描述
如何使用Pandas groupby 分组某些列,而不是其他列?
当前进展
Original Answer翻译成"最初的回答"table_D = pd.DataFrame({
'Geo_ID': [1, 1, 1, 1, 2, 3, 4, 4, 5],
'A_Code': [12, 12, 12, 65, 65, 65, 65, 98, 98],
'A_Cost': [2, 9, 1, 10, 6, 7, 7, 6, 2],
}, columns=['Geo_ID', 'A_Code', 'A_Cost'])

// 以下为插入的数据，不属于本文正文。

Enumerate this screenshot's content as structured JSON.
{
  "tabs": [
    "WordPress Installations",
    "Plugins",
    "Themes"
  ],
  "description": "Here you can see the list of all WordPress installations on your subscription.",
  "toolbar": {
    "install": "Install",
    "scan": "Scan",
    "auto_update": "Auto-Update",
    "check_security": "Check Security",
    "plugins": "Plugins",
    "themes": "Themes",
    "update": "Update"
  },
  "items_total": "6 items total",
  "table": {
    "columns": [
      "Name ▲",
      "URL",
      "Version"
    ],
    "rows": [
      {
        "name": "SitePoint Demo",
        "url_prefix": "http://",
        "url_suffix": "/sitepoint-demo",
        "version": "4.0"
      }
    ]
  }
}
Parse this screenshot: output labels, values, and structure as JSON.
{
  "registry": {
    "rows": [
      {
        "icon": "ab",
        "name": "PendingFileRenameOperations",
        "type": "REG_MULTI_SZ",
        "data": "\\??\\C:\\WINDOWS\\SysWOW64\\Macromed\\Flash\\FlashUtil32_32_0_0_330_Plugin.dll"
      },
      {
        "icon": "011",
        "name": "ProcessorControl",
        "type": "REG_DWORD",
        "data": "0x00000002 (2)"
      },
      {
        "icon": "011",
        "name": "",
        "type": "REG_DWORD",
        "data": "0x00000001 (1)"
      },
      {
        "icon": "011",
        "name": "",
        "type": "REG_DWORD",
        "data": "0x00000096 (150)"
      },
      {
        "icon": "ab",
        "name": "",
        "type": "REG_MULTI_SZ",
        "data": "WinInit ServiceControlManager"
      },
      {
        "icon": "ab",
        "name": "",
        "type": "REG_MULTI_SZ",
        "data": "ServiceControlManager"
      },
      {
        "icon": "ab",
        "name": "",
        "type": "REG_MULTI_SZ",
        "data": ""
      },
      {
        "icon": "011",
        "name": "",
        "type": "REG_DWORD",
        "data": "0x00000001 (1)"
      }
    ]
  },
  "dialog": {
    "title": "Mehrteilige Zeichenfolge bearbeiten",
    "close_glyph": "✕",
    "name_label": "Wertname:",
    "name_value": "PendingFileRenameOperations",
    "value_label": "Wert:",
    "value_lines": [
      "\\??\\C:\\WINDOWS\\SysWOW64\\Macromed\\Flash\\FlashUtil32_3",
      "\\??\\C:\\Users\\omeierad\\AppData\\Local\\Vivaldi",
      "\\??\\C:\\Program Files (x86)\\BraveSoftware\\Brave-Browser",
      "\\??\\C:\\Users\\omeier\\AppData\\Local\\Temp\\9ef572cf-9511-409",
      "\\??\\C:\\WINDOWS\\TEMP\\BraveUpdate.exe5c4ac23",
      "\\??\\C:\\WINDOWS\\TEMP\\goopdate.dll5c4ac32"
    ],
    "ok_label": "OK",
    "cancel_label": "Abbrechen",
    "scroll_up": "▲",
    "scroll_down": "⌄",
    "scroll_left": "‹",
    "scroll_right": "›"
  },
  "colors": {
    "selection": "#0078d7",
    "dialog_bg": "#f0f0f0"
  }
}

table_D_dummies = pd.get_dummies(data = table_D, columns = ["A_Code"])
table_D_dummies_grouped = table_D_dummies.groupby(by = ["Geo_ID"]).sum()
问题
如下所示,这个表格正确地按Geo_ID汇总成本。不幸的是,它也在按A_Code汇总。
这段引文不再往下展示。